Amani Burke walked into her postgame press conference with a blank look on her face.

She was frustrated — and rightfully so — with the lack of shots falling for Ohio on Wednesday night. 

The Bobcats shot 15 percent from 3-point range and struggled to find a rhythm shooting from the outside, but scored points around the basket to keep them within striking distance of Buffalo. 

The Bobcats came up short, however, in their 67-63 loss in The Convo.

“At times, yes,” Burke said regarding feeling good about the team despite its 3-3 conference record. “At times, no. I feel like there’s never a perfect game.”

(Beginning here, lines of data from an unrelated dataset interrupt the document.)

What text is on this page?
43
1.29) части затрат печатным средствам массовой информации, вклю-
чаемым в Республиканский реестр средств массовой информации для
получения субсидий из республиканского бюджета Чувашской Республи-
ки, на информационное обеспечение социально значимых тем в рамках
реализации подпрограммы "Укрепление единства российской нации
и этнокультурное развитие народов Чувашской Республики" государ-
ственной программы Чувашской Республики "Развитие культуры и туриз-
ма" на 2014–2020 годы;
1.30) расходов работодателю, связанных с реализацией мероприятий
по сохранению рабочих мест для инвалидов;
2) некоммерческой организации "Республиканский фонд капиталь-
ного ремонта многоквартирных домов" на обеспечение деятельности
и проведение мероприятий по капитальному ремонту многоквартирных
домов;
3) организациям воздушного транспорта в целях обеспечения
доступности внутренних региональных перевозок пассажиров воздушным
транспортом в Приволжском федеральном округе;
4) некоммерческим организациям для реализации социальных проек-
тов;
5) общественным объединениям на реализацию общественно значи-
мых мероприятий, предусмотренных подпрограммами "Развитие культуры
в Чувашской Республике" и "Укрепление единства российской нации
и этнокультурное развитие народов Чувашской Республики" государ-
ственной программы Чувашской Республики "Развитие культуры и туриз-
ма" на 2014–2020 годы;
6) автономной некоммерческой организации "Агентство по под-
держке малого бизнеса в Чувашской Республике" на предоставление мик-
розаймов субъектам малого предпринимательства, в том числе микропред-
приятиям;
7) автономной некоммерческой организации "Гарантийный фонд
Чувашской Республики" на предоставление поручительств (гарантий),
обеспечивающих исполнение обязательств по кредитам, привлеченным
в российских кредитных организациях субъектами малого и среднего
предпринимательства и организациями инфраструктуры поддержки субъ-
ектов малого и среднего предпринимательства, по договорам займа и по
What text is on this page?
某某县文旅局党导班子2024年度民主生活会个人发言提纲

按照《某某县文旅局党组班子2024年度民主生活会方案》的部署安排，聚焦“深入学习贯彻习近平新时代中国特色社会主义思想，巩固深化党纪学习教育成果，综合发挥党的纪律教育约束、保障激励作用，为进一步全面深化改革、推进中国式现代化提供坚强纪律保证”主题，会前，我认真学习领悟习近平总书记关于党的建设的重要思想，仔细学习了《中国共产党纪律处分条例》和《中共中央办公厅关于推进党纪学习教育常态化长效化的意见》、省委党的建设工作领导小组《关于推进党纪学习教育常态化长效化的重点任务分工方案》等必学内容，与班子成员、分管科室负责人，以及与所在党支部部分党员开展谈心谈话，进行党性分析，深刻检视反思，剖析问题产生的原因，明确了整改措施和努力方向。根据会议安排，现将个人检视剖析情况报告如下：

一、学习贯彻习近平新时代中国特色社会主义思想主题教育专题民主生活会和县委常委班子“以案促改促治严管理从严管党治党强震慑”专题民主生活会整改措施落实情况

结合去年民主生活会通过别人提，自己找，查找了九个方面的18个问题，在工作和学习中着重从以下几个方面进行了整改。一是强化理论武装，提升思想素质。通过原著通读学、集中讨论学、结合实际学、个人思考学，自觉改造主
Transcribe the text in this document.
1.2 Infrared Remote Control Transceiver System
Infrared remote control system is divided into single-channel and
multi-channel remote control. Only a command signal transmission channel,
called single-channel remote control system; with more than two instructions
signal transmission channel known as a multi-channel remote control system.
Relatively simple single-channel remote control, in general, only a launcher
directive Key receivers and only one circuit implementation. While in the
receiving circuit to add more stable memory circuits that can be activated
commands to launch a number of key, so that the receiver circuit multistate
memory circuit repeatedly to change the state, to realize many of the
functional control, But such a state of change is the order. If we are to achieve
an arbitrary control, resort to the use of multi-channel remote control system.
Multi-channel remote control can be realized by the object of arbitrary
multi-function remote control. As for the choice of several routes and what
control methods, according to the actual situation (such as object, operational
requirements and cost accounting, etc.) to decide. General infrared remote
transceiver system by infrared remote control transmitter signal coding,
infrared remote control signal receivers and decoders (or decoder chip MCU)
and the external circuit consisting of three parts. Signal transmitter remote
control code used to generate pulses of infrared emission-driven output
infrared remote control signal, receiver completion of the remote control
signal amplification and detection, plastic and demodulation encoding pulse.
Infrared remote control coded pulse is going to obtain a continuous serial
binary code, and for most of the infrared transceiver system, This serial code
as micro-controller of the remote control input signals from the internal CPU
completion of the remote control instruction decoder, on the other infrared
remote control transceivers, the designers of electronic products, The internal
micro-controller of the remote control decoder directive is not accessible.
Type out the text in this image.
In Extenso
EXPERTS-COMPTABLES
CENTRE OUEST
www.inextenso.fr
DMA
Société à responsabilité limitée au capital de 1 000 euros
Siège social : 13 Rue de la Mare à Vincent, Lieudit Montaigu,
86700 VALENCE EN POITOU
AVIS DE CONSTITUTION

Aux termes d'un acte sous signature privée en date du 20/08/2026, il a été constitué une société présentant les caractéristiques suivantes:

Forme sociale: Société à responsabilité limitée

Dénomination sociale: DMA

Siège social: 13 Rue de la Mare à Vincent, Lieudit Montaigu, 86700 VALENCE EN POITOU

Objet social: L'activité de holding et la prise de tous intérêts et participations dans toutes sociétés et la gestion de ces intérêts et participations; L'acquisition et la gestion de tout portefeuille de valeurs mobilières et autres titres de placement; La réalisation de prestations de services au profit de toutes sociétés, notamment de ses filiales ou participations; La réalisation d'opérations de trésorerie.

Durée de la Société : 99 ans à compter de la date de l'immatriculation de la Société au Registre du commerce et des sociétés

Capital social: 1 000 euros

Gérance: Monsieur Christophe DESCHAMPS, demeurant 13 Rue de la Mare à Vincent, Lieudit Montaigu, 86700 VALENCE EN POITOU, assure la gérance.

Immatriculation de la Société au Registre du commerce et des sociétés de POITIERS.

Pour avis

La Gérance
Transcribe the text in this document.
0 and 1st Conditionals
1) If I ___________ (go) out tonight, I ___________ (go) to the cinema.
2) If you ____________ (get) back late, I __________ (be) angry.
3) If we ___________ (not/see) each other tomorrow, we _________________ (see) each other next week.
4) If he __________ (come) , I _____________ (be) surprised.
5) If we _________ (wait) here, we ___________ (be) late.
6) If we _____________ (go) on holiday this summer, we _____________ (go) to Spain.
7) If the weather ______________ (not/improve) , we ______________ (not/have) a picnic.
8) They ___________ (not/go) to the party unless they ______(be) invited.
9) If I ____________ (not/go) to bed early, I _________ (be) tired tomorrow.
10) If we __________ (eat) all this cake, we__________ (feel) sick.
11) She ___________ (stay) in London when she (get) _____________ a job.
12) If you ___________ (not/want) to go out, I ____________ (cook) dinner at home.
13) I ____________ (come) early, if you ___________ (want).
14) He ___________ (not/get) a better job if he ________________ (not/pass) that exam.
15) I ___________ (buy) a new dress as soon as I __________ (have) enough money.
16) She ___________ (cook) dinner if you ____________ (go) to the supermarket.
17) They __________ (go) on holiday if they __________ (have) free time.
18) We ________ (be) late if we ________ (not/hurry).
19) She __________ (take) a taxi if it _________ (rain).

Led by Burke, Ohio was supposed to be an elite shooting team this season. For chunks of the season, it has been. The Bobcats average 7.8 made 3-pointers per game. But against Buffalo, they made just three, their lowest output of the season.

The points in the paint, which was pegged to be the weak-link for the guard-heavy Bobcats, carried them to a 52-50 lead at the end of the third quarter lead. 

They outscored the Bulls 36-28 in the paint. Layups and dribble-drives to the rim came easy for the Bobcats.

And for a two and a half-minute stretch, it seemed like the 3-pointers were going to start falling. Burke, Gabby Burris and Katie Barker all made a 3-pointer and the Bobcats had the lead. But that was all Ohio could muster from behind the 3-point arc; it missed its final six 3s.

When asked after the game what allowed Ohio to knock down those shots in the third quarter that didn’t fall the majority of the game, coach Bob Boldon kept his answer short.

“The shots went in,” Boldon said.

But the missed shots didn’t stop the Bobcats from staying in the game late. Defensively, they forced five turnovers and held the Bulls to 4-of-12 shooting in the fourth quarter. 

“Our inability to make shots has at times almost slowed our offense down to a complete stop,” Boldon said. “I think our players deserve a lot of credit for continuing to fight through that, continuing to get defensive stops and continuing to run offense and get shots.”

Those shots weren’t jump shots, though. Eight of Ohio’s 11 points in the fourth quarter came from layups; the other three were free throws.

Burke knows there will be nights where the outside shots simply won’t fall. When that happens, it’s about finding other ways to compete in and win games.

“We’re not going to pout about (being 3-of-3 in conference) and just be down,” Burke said. “We’re just going to keep getting ready for the next teams.”